Le cas Doc Morris La fédération des pharmaciens considère que ce site web viole deux législations: la loi sur les médicaments ( qui interdit la vente en ligne de médicaments dont la délivrance est exclusivement réservé aux pharmacies) et la loi relative à la publicité pour les médicaments. La société Doc Morris considère qu’il s’agit d’une restriction des échanges prohibée par l’article 28 du Traité européen et saisit la CJCE d’une question préjudicielle.
Le cas Doc Morris La première question concernait la compatibilité de la loi allemande à l’art 28 de TCE: La Cour décide: Qu’il y a restriction des échanges selon l’art 28 Mais que cette restriction est justifiée par l’objectif de protection de la santé publique (art. 30) Pour autant que cette objectif ne puisse être rempli par des mesures moins contraignantes.
Le cas Doc Morris Distinction entre les médicaments soumis à prescription et les autres: En ce qui concerne les premiers, l’interdiction de leur vente en ligne est justifiée par l’article 30 TCE. En revanche cette interdiction n’est pas justifiée pour la seconde catégorie.
Le cas Doc Morris Le même raisonnement est appliqué à la question de l’interdiction de la publicité pour la vente par correspondance: L’interdiction est justifiée pour les médicaments sans autorisation et pour ceux qui doivent être délivrés sur ordonnance. Par contre, pour la publicité pour la vente par correspondance des médicaments non soumis à prescription ne peut être interdite.

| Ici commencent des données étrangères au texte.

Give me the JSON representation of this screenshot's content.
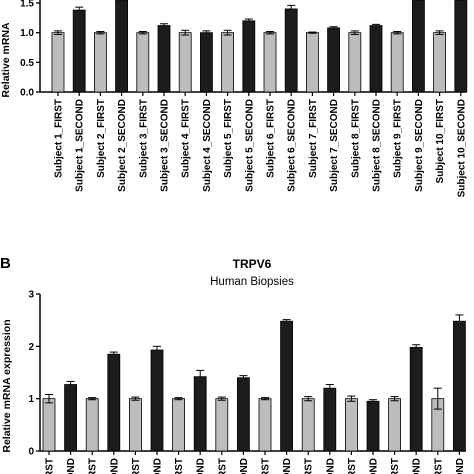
{
  "chart_data": [
    {
      "type": "bar",
      "panel_label": "",
      "title": "",
      "subtitle": "",
      "ylabel": "Relative mRNA",
      "ylim": [
        0.0,
        1.5
      ],
      "yticks": [
        "0.0",
        "0.5",
        "1.0",
        "1.5"
      ],
      "categories": [
        "Subject 1_FIRST",
        "Subject 1_SECOND",
        "Subject 2_FIRST",
        "Subject 2_SECOND",
        "Subject 3_FIRST",
        "Subject 3_SECOND",
        "Subject 4_FIRST",
        "Subject 4_SECOND",
        "Subject 5_FIRST",
        "Subject 5_SECOND",
        "Subject 6_FIRST",
        "Subject 6_SECOND",
        "Subject 7_FIRST",
        "Subject 7_SECOND",
        "Subject 8_FIRST",
        "Subject 8_SECOND",
        "Subject 9_FIRST",
        "Subject 9_SECOND",
        "Subject 10_FIRST",
        "Subject 10_SECOND"
      ],
      "values": [
        1.0,
        1.38,
        1.0,
        1.6,
        1.0,
        1.12,
        1.0,
        1.0,
        1.0,
        1.2,
        1.0,
        1.4,
        1.0,
        1.08,
        1.0,
        1.12,
        1.0,
        1.6,
        1.0,
        1.6
      ],
      "errors": [
        0.03,
        0.05,
        0.02,
        0.05,
        0.02,
        0.03,
        0.04,
        0.03,
        0.04,
        0.03,
        0.02,
        0.06,
        0.01,
        0.02,
        0.03,
        0.02,
        0.02,
        0.05,
        0.03,
        0.05
      ],
      "bar_colors": {
        "FIRST": "#bdbdbd",
        "SECOND": "#1c1c1c"
      }
    },
    {
      "type": "bar",
      "panel_label": "B",
      "title": "TRPV6",
      "subtitle": "Human Biopsies",
      "ylabel": "Relative mRNA expression",
      "ylim": [
        0,
        3
      ],
      "yticks": [
        "0",
        "1",
        "2",
        "3"
      ],
      "categories": [
        "RST",
        "OND",
        "RST",
        "OND",
        "RST",
        "OND",
        "RST",
        "OND",
        "RST",
        "OND",
        "RST",
        "OND",
        "RST",
        "OND",
        "RST",
        "OND",
        "RST",
        "OND",
        "RST",
        "OND"
      ],
      "values": [
        1.0,
        1.27,
        1.0,
        1.85,
        1.0,
        1.93,
        1.0,
        1.42,
        1.0,
        1.4,
        1.0,
        2.48,
        1.0,
        1.2,
        1.0,
        0.95,
        1.0,
        1.98,
        1.0,
        2.48
      ],
      "errors": [
        0.08,
        0.06,
        0.02,
        0.04,
        0.03,
        0.07,
        0.02,
        0.12,
        0.03,
        0.04,
        0.02,
        0.03,
        0.04,
        0.07,
        0.05,
        0.03,
        0.04,
        0.05,
        0.2,
        0.12
      ],
      "bar_colors": {
        "FIRST": "#bdbdbd",
        "SECOND": "#1c1c1c"
      }
    }
  ]
}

La CJCE cautionne le monopole des pharmaciens L’arrêt DocMorris réaffirme les principes posés dans: Dans les arrêts CJCE, 21 mars 1991 Monteil et Samani et CJCE, 21 mars 1991 Jean-Marie Delattre La Cour: Aucune harmonisation des règles relatives à la commercialisation des médicaments donc: Sur internet un médicament peut ne pas être soumis à prescription dans le pays d’origine mais peut n’être commercialisé que sur ordonnance dans le pays de réception. Justification du monopole des pharmaciens pour la protection de la santé. le juge communautaire rappelle qu’aucune harmonisation des règles relatives à la commercialisation des médicaments à l’intérieur de chaque Etat membre n’a été réalisée. Il rappelle la justification du monopole des pharmaciens pour la protection de la santé et de la vie des personnes et pose deux critères : il doit être tenu compte des « dangers réels que les médicaments peuvent présenter pour la santé publique, et le risque d’erreur qu’ils peuvent provoquer chez un consommateur moyennement avisé.
Conclusion La vente de produits pharmaceutiques par internet pourquoi pas… mais en l’absence d’harmonisation des règles de commercialisation il faudra avancer à petits pas. Secteur pas encore en voie d’harmonisation donc encore très protégé. Projet à long terme car de nombreux obstacles règlementaires et techniques à régler.